Anne Louise Germaine Necker, Baronne de Staël-Holstein, ten years my senior, was 24 when I first met her, that afternoon. She was no beauty, excepting her great brown eyes & her bosoms creamy as ripe Brie; but she was possest of wondrous energy, knowledgeability, & wit, and seem’d to me the embodiment of what was most appealing in the French liberal aristocracy. Her father (who had arranged the French financing of the American war) was unendingly wealthy. Her mother had been young Gibbon’s mistress and might have been his wife, had not Rousseau disapproved of Gibbon’s early literary style. At 20 Germaine had married the Swedish minister to France, Baron de Staël, & publisht anonymously her 1st novel, Sophie. By the time I met her she had brot out in addition her Lettres sur les écrits et le caractère de J.-J. Rousseau & an unfortunate tragedy, Jeanne Grey. The Revolution at that point (that is, the reforms imposed upon Louis XVI by the National Assembly) was much to her liking, as it was to Barlow’s: liberal, atheistic, constitutionary, at once “enlighten’d” &—a term I heard for the 1st time that afternoon in this particular usage—romantique.
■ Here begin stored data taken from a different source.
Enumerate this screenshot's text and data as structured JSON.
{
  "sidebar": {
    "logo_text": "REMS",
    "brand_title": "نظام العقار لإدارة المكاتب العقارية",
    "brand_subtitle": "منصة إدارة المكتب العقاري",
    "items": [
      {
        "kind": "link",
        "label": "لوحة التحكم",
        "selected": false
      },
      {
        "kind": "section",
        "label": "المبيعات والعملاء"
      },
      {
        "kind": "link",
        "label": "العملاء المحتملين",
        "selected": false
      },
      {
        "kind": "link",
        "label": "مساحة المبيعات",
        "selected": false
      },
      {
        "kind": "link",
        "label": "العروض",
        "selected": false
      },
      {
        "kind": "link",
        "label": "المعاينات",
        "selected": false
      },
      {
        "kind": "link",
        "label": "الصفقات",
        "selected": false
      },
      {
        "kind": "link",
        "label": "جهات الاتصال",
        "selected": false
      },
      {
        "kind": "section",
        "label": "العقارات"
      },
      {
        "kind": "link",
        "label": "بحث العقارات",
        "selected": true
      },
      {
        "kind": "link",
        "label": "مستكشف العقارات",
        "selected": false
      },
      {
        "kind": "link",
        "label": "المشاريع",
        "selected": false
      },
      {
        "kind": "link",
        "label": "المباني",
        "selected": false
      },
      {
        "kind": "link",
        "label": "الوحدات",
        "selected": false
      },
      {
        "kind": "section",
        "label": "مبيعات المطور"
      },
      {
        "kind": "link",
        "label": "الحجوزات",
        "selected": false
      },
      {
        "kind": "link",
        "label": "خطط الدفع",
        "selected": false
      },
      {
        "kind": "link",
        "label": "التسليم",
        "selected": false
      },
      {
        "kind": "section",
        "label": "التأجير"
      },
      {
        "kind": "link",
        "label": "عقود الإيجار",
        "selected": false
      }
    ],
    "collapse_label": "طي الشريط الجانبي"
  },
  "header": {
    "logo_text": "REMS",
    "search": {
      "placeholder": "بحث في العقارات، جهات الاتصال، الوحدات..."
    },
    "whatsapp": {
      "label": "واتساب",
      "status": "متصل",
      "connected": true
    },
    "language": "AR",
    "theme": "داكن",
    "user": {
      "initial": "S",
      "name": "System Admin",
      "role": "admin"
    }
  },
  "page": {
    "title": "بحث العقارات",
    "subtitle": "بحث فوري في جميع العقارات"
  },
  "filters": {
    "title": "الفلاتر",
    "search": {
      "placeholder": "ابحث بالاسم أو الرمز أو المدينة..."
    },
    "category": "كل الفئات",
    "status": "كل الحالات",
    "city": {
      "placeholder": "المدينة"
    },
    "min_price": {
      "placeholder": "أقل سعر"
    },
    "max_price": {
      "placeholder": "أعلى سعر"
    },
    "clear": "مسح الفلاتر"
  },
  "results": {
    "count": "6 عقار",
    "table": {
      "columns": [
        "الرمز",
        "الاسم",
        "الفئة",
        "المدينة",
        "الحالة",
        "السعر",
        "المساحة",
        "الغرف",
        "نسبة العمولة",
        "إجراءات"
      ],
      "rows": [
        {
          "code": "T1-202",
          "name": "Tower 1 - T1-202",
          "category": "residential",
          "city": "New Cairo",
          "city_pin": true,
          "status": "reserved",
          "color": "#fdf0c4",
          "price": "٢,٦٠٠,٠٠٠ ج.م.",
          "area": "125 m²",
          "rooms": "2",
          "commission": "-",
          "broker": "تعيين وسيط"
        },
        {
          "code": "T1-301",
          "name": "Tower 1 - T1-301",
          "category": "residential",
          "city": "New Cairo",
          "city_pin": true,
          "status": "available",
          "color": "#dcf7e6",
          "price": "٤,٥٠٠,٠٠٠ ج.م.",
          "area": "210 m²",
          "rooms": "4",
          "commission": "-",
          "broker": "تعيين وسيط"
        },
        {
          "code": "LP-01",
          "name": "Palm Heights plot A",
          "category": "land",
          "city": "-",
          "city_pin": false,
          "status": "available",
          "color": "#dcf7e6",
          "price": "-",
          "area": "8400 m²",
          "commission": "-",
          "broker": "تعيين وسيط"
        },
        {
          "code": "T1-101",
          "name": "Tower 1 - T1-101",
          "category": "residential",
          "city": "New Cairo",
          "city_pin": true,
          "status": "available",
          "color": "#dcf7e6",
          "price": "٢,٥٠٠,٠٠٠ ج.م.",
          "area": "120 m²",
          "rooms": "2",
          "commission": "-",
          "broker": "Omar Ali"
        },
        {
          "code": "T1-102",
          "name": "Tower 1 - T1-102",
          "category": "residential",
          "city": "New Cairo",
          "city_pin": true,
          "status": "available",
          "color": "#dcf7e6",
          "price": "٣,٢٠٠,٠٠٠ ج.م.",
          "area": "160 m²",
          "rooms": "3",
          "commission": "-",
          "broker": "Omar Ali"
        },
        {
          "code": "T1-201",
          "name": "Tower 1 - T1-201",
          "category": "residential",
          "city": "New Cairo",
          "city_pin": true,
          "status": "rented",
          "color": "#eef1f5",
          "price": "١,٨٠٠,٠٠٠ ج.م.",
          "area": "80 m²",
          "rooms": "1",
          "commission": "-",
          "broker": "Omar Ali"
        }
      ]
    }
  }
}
She was thick with the Moderates: Talleyrand, Joucourt, Narbonne. This last (the Baron was complaisant) had become her 1st serious lover, who by year’s end would get her with her 2nd child, the 1st to live.

She liked my father — I mean the man who had represented himself to her, to her own father, & to Barlow as Henry Burlingame IV. She call’d him, & me, américain… Indeed, she spoke of him in the same breath with the late “Monsieur Franklin,” as entrepreneurs de la révolution! “We” were, she declared, l’avant-garde du genre humain.

My protest — restrain’d indeed, considering my feelings — that I did not regard myself as a citizen of anyplace, much pleased her: To be sure, she said, “our kind” are citizens of the world: but the new idea of political nationality, much in vogue since “our revolution,” was in her opinion the wave of the future, & not to be snift at. For my observation that, whatever his talents as diplomatist or spy, my father had been less than exemplary as a husband & parent, she took me spiritedly to task. Quite aside from such possibilities as that my father’s secret & dangerous work might truly have made a proper family life out of the question, despite his best efforts; that he himself might have been heartbroken at the deceptions & disguises he was forced to; that he might have been acting in our best interests, given for example our value as hostages to his adversaries — had I not consider’d the possibility that he had simply outgrown his wife? Or that his enemies had forged those cruel letters of invitation & promist reunion? In any case, was I still child enough not to forgive parental negligence in one whose gifts were, of their kind, comparable to Gibbon’s or Rousseau’s?